The March 7, 1963 headlines blazoned the news across the front page of the Los Angeles Times:

Three ‘Grand Old Opry’ Stars Die in Air Crash. Bodies of Patsy Cline, Hankshaw Hawkins and Cowboy Copas Found on Tennessee Hill.

And it happened just four years after another plane crash took the lives of Buddy Holly, Richie Valens, and J.P. “The Big Bopper” Richardson.

Patsy Cline’s career had lasted a mere six years: from her debut in 1957 until her death at the age of 30.

But there was something about the singer and her songs to cause her to become the first woman inducted into the Country Music Hall of Fame ten years later; the first female country singer to tour as a lead act; the first female country singer to headline in Las Vegas; and the first female country singer to perform at Carnegie Hall.

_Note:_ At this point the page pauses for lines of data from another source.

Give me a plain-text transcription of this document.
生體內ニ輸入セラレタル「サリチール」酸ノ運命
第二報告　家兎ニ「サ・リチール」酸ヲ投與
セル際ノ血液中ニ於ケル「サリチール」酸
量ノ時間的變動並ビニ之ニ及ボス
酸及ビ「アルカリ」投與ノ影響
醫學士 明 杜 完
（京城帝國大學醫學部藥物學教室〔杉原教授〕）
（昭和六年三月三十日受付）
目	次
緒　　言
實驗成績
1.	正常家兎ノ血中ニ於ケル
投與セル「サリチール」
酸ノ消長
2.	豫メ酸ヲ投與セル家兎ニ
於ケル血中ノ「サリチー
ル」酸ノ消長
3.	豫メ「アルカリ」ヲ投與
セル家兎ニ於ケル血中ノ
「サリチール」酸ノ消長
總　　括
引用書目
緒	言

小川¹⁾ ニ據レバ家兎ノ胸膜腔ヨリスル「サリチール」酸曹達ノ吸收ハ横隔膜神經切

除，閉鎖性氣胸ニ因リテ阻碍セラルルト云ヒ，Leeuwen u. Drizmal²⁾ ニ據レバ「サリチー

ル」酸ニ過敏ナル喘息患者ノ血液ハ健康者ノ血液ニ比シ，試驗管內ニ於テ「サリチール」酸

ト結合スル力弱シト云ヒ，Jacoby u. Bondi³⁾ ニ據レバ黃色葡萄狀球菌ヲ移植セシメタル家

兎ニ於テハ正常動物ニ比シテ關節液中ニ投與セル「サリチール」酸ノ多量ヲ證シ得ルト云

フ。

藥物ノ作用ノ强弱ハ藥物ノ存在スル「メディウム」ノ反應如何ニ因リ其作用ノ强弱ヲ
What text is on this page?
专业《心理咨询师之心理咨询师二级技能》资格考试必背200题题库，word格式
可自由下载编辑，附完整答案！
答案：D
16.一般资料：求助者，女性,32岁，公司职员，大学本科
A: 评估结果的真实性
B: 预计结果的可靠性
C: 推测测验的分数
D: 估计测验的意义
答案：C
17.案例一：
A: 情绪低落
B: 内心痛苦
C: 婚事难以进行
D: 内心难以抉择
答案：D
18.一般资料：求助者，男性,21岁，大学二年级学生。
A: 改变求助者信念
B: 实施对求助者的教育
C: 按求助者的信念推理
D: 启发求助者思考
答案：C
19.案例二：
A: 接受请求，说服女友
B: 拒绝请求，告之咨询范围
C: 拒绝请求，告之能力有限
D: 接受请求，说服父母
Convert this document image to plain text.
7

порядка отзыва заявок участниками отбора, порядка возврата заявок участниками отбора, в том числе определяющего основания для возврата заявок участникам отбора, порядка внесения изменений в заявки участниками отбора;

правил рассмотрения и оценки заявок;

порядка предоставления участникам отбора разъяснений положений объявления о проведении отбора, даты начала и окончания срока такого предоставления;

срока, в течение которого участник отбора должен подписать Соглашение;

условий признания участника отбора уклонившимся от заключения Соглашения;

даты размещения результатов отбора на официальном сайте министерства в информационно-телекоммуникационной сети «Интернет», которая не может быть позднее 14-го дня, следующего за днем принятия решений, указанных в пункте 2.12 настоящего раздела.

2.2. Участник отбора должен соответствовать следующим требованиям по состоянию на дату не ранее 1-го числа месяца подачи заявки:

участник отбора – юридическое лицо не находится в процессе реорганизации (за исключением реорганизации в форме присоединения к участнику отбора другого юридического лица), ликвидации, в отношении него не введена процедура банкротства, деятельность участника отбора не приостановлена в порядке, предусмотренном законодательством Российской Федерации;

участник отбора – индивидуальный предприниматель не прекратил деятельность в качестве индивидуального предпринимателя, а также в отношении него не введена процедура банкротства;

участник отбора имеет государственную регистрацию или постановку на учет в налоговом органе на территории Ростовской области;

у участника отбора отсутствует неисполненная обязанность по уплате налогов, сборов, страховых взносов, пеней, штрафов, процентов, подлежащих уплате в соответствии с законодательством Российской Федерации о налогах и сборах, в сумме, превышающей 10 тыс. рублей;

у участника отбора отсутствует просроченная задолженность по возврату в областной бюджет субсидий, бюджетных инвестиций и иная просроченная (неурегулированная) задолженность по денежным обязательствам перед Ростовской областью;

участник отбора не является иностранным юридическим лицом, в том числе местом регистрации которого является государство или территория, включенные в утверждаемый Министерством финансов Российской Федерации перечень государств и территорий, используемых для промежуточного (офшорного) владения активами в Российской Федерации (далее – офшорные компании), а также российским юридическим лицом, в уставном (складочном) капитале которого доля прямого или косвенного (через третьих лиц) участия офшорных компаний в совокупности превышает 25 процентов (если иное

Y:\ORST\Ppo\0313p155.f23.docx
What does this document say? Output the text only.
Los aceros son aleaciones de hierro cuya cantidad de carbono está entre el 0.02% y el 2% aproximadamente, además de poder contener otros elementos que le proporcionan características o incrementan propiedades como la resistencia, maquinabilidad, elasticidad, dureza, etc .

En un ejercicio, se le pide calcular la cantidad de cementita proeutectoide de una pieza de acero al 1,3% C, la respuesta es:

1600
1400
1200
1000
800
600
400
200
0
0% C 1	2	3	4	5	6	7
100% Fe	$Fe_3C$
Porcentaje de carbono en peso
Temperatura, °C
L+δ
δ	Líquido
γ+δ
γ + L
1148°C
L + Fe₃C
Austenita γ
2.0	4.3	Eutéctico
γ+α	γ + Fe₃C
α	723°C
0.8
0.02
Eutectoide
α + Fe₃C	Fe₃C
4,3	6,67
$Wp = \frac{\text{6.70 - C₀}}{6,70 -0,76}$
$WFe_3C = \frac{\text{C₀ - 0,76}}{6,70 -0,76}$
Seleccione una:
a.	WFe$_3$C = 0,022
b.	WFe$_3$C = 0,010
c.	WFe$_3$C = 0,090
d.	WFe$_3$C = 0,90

That Patsy Cline “something” propelled Jessica Lange to an Academy Award nomination for her portrayal of Patsy Cline in 1986’s Sweet Dreams. Two years later Ted Swindley’s Always…Patsy Cline premiered, and hasn’t stopped yet.

Patsy Cline is memorialized in the Country Music Hall of Fame as

the most popular female country singer in recording history, Cline is invariably invoked as a standard for female vocalists, and she has inspired scores of singers including k. d. lang, Loretta Lynn, Linda Ronstadt, Trisha Yearwood, and Wynonna Judd. Her brief career produced the #1 jukebox hit of all time, “Crazy” (written by Willie Nelson) and her unique, crying style and vocal impeccability have established her reputation as the quintessential torch singer.”

 The Virginia Stage Company’s production of Always… Patsy Cline is ““a jukebox musical based on the true story of Patsy Cline’s friendship with a Houston housewife named Louise Seger, her most devoted fan.”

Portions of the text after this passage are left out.